After years of delays.


After years of delays, MASS MoCA is now moving toward a 1998 opening date--with a radically revamped intellect of audience and mission.

Knocked down repeatedly unless never out, MASS MoCA--the Massachusetts Museum of Contemporary Art--is again onward its feet. Much remains to be done before the official opening in the summer of 1998 still this museum of the subsequent time has come a long way in the nine years since Thomas Kren then director of the Williams community Museum of Art, began promoting a vision of an enormous museum of contemporary art that would be sited in an of advanced age factory complex in North Adams, Mass. [See A.i.A., July '88]

most numerous importantly, large amounts of state and private funding have begun to grow In 1988, when MASS MoCA proponent Michael Dukakis was governor, the state legislature passed a $35-million fetters issue to support development of the museum. if it were not that the economy soured, and a novel skeptical Republican administration froze the currency in 1991. Governor William Weld eventually changed his mind after the museum raised $8 million dollars from private sources--including more than $1 million brought in at a local citizens' campaign--and after MASS MoCA director Joseph Thompson and his colleagues retooled their conception of the museum toward a more diversified, high-tech and business-friendly program. In April 1995 the state released $186 million, and last summer construction began forward the first phase of a plan that will papal court the renovation of 160,000 of the more than 700000 square feet of space that the 12-acre, 27-building manifold comprises altogether. The rest of the $35 million will be released at a rate of seven dollars for each three raised privately to permanent fund future development and expansion devises at the site.

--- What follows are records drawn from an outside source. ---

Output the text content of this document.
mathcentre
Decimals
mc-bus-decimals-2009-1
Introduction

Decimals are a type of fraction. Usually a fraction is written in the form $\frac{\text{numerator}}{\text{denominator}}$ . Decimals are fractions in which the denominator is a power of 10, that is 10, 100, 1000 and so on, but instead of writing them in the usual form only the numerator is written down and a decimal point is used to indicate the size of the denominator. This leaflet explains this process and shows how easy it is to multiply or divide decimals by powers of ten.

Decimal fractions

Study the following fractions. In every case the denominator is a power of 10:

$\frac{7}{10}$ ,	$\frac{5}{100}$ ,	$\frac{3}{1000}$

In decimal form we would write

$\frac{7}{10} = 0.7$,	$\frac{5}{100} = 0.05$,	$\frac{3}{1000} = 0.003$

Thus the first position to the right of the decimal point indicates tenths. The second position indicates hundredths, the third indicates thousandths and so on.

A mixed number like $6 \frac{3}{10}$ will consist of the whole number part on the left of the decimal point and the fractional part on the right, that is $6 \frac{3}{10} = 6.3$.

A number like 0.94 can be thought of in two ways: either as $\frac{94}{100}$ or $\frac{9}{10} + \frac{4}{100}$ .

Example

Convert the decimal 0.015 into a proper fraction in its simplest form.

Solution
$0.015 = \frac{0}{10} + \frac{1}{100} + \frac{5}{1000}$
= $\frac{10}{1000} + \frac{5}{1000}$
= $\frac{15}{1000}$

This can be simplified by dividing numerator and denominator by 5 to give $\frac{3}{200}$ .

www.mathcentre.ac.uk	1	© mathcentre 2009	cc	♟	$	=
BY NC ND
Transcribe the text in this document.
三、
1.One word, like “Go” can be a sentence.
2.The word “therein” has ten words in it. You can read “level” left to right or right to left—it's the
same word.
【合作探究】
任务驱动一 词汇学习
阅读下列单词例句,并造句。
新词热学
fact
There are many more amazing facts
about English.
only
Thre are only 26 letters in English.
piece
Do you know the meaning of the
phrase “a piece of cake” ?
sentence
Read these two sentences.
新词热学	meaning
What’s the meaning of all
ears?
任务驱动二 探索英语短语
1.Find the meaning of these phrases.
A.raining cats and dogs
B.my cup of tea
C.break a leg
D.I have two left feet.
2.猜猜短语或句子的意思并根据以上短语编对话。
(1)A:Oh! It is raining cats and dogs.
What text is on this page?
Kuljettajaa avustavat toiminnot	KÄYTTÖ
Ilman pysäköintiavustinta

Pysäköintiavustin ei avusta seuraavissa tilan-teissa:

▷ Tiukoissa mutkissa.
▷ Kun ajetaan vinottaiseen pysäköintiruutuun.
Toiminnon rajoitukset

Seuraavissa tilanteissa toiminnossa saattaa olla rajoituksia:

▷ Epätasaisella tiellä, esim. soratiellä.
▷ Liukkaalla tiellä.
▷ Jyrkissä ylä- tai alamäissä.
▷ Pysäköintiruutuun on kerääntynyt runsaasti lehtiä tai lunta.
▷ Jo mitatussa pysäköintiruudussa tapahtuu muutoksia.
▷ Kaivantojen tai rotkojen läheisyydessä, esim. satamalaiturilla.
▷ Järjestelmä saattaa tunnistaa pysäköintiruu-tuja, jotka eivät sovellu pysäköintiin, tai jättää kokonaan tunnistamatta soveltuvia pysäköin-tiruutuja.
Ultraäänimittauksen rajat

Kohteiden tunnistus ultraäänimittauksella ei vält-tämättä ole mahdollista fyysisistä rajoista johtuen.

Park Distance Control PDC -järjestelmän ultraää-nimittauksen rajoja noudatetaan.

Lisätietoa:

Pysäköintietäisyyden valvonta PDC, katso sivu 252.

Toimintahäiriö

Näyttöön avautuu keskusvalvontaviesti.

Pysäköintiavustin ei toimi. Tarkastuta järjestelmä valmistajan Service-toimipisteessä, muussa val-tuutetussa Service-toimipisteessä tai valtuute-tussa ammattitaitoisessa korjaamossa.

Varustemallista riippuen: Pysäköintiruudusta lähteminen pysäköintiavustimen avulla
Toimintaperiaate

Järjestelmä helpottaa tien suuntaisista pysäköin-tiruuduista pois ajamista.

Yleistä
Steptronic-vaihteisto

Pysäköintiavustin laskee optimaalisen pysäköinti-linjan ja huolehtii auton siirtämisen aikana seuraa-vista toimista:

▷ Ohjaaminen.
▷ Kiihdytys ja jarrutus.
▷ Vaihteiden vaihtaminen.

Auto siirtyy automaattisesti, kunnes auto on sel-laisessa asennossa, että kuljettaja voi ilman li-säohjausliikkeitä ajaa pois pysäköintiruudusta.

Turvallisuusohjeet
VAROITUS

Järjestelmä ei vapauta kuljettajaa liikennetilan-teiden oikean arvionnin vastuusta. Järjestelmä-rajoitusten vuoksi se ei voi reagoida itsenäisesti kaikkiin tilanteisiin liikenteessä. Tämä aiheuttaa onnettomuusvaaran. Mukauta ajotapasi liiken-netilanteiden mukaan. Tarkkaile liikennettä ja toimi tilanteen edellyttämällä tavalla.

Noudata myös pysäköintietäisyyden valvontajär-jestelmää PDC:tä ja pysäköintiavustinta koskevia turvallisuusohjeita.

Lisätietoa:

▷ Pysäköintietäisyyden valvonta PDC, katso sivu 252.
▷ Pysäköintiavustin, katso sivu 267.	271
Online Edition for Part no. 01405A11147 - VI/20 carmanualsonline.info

MASS MoCA has also acquired paying tenants, the first of many businesses that may eventually protect a significant part of its overall operating take away froms One is a rock and azures club called the Night Shift Cafe, uncloseed in 1995 by Mort Cooperman, the institutor of New York's Lone Star Cafe. The Night Shift does not separation space but shares a percentage of its income with MASS MoCA. Leasing space is the Kleiser-Walczak Construction Company, which furnishs computerized special effects for the movies. Kleiser-Walczak created the weights for such recent sci-fi films as Stargate and Jadge Dredd And pretty soon a small nonprofit New York-based company called 501C3 which has produc CD-ROM for artists similar as Laurie Anderson and Art Spiegelman, will explain a research lab at MASS MoCA. Thompson calculates that when the museum uncloses these and other businesses will contribute $200000 to $250000 toward offsetting its $2.3-million annual operating richnesss Visitors, at an anticipated rate of 130000 by year, are expected to add $ 13 million, with the remainder to be secreteed by memberships and fund-raising. With 200000 square feet of space for cleft Thompson hopes businesses will eventually pay stop up to half the museum's operating expenses



Finally, MASS MoCA has begun to not past nor future public programming on an ad hoc basis. It is hosting a number of theater, dance and musical occurrences by such organizations as the Williamstown Theater Festival and the Jacob's Pillow Dance Festival. And for the first time, MASS MoCA has propose on an exhibition. Last summer with considerable fanfare, it existinged a photographic and audio installation through former Talking Head David Byrne [see sidebar].

The greatest in number far-reaching developments, however, have to do with fundamental changes in the universal of MASS MoCA. The institution that Kren originally envisioned has altered dramatically since Thompson was appointed director in 1988 A 1981 graduate of Williams community where he studied art history and economics, Thompson worked for Kren at the college's museum after graduation. He went upon to earn masters' degrees in business administration and art history (from the Wharton place of education of Business and the University of Pennsylvania, respectively), thereby equipping himself with a dual expertise similar to that of Kren Thompson also be seens possessed of a Krensian confidence in his ability to achieve the impossible by the agency of inventive problem-solving and dogged persistence.

The evolution of MASS MoCA was forced initially by means of practical circumstances. In the years during which state financing was stalled, Thompson discovered, as he traveled around trying to raise private capital, that the will to support a throw out such as Krens had conceived--basically a conventional, albeit cyclopean and remote, art exhibition space--was not to be rest in the art and philanthropic communities. "What I heard was the world didn't ne another series of white gallery boxes" says Thompson If MASS MoCA was going to survive, then, it had to be remodel to fit 1990s-style ideas about what features would give excitement and appeal to a just discovered art institution. In retrospect, Thompson views the delay of the museum's growth as fortunate, because it forced the rethinking of MASS MoCA along more feasible and fundable lines. "We would have been in disorder if we had opened as a static exhibition space," he says.